Some things in the language that increase its verbosity are done to
support extensibility, but they are possibly too straightforward. For
example name of statement/operator and name of AST object are different
to support extensibility (in xText they are the same as I understand).
This also had allowed defining different mapping to single AST node from
different contexts. I guess it could have been done in other way using
“redefine” declaration but that would have put some restrictions on
extensibility.

Also there is a bit less pressure on verbosity in ETL than in xText. If
language so big that verbosity is being felt, it is likely that some
reuse is possible (common expression language, control constructs, etc.).

The state machine is actually a good sample to demonstrate a need for
extensibility. Initial example is very small and neat. But how long will
it stay as such when you will start receiving user feedback? Feedback
will be likely chained like in the following scenario (guesswork from
experience):

1. The first thing the users will likely want would be guards on
transitions. This will lead to expression sublanguage. Possibly an
existing one like Java or OCL or directly mappable to them.

2. Then it is very likely that users will want action sublanguage that
shares some things with expression sublanguage. Specifying a method name
is a bit too limiting. User will prefer to specify code in place rather
than in some separate template.

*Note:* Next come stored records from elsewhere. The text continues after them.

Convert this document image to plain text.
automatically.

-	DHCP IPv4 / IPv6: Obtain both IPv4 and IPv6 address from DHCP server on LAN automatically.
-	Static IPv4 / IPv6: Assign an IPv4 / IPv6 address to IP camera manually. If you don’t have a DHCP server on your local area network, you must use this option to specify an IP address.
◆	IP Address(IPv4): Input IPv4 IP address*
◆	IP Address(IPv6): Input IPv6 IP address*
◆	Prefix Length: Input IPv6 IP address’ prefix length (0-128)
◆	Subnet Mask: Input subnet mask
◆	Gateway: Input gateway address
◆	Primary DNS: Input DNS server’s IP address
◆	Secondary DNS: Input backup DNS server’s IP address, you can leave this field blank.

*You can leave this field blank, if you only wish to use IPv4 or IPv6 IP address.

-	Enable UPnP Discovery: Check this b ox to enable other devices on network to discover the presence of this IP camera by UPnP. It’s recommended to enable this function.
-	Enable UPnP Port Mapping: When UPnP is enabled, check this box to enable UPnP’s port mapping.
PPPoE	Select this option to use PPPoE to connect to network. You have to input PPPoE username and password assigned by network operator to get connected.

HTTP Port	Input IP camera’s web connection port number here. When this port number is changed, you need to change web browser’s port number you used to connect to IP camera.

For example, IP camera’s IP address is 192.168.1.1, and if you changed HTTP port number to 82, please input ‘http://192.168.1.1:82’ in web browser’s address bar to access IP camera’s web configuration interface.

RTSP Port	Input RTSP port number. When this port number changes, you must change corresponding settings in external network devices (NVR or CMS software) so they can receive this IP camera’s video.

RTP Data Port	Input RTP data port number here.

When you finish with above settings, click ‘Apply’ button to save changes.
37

And the user will prefer to reference
external code libraries directly from action language.

3. Then it is very likely the project with completely different actions
and expression will want to reuse state machine definition but to use
own action and expression sublanguage. This will require factoring out
abstract reusable state machine language (unless copy/paste reuse is
undertaken).

4. Then in the action or expression sublanguage they will likely want to
use constructs from other domain specific language (for example
relational algebra). Note that users will love a least syntax error
checking in relational algebra sublanguage, so expressions sql(“select
id from ids”) would be less preferable than sql(select id from ids).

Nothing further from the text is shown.